Another alternative answer to "who killed adventure games"?
That's why I don't like video game puzzles. I can usually think of plenty of my own solutions that make more sense but isn't what the developer wanted me to do.
Played the Dig a while back and I am not ashamed to admit I used google for that damn bit with the skeleton. I remember the day when you would walk around for hours rubbing items up against everything and one day click on the right pixel. I have a rule no where if I am getting really frustrated I'll look up google. I only feel bad if it's a solution I should have figured out like using the stick to prop up whatever but sometimes I know I would NEVER actually figure something out and guessing by chance is pretty much the same as looking it up. You haven't figured it out you just worked it out by elimination.
And anyway considering I am mostly catching up on ancient adventure games I got for cheap I don't feel too bad about looking up where to kick that damn wall in full throttle
In the before times, I remember a friend and I playing through one of the King's Quest (as well as the other "Quest" games...and Leisure Suit Larry games) titles and getting stuck.
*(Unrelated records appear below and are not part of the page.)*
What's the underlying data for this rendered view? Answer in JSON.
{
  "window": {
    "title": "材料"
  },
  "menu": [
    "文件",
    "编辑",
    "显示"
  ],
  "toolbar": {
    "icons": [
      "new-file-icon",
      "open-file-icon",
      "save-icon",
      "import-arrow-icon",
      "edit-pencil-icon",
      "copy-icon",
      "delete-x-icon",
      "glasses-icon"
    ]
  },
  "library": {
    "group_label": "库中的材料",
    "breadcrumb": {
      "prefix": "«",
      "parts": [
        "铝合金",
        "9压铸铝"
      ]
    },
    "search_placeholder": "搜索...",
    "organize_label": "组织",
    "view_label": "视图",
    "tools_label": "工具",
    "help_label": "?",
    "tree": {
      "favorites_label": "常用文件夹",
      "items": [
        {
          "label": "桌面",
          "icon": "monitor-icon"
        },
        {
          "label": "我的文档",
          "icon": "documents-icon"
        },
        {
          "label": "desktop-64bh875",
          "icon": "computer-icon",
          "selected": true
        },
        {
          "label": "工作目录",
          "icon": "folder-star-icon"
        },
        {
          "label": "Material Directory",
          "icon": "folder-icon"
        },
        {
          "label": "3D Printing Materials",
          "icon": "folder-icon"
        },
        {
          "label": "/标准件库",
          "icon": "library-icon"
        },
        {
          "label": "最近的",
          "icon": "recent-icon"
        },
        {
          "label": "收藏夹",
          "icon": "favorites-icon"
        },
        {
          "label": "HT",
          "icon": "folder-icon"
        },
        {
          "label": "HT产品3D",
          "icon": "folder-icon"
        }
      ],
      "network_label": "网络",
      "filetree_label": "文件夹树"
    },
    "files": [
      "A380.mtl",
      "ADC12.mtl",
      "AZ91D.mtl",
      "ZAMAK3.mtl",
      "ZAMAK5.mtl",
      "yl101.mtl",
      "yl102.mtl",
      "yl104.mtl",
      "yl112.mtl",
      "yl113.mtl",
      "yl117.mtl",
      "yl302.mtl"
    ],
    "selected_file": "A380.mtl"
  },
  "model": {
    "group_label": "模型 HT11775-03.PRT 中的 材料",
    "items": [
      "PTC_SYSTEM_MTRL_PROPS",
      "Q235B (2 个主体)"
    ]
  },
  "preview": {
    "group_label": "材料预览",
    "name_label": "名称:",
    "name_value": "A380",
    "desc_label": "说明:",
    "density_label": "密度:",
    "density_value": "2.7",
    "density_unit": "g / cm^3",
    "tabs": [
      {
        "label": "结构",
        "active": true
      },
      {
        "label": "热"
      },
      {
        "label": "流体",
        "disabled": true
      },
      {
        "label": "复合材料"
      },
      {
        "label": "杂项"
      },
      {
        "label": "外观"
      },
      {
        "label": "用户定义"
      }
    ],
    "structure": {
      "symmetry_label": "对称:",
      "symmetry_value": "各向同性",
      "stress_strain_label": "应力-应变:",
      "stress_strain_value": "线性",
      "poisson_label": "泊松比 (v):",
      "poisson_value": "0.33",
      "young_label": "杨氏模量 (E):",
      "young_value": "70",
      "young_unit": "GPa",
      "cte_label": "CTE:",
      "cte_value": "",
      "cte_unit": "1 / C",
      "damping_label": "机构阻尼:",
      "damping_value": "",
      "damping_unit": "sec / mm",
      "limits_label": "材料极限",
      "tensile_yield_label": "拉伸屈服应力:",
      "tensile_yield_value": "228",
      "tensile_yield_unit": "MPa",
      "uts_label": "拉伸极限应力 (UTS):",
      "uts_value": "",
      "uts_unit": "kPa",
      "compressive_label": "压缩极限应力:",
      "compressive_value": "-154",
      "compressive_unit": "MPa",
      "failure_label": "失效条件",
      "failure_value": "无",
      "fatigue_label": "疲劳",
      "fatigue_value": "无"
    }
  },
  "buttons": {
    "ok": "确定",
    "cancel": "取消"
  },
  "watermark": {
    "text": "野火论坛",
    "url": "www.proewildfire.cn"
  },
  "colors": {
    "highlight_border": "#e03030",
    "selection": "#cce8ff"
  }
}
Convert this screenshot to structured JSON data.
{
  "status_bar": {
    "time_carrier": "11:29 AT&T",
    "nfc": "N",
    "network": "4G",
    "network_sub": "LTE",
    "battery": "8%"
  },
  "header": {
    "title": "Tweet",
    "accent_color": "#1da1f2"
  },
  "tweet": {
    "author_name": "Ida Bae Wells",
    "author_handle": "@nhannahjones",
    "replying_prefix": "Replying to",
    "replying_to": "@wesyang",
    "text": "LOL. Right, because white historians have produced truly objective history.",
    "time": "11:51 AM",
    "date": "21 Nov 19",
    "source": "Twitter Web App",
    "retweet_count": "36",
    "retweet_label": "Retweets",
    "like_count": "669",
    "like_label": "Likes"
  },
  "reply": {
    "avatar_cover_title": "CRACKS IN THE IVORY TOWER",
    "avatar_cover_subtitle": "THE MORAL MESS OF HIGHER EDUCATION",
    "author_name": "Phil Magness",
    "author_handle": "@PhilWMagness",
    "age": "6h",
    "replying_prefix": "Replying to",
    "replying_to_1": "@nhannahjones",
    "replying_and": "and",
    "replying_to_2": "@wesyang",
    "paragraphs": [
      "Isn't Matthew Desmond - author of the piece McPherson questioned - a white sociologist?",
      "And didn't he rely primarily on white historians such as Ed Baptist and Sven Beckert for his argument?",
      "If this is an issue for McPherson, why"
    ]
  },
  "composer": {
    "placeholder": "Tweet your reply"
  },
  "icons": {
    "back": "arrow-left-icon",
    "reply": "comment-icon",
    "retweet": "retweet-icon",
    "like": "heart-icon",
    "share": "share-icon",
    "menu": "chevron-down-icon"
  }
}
Near the back of the manual was a 900-number (do they still even have those?) help-line for stuck players. As the cost of the call was based on how long one was on the line we'd note down the question-trees to help minimize how long we were on listening to the questions read off to us. We'd get the answer, hang up, then back to the PC!
In the before-before times, on the C64, I remember Infocom's games coming with a hint-book that used an invisible-ink-revealer pen to show you clues to the puzzles' answers. If I remember correctly, there were degrees of how much of a clue the book would give you and you could choose how much of the answer you wanted it to spell out for you, up to giving you the answer outright.
I got stuck pretty early on with the first Professor Layton game for the DS. My first thought was to hit up GameFAQs for what I was sure would be a walkthrough for the game which would definitely get me through the stuck points. Then I realized I'd just take the lazy way out whenever I could and just look the damned puzzle's answer up. I didn't bother completing the game, I'd ruined the challenge for myself.
Dammit why am I skint. I just played the demo, loved it, went to buy the game and saw the £13 price tag. I can't afford that much right now :(
Hmmm.. Didn't find them that hard. :\ Challenging in some place, but not hard. The Myst games pissed me off more... mainly for back-tracking and note-taking purposes.. and that the fact that someone locks a door with a puzzle.. REALLY??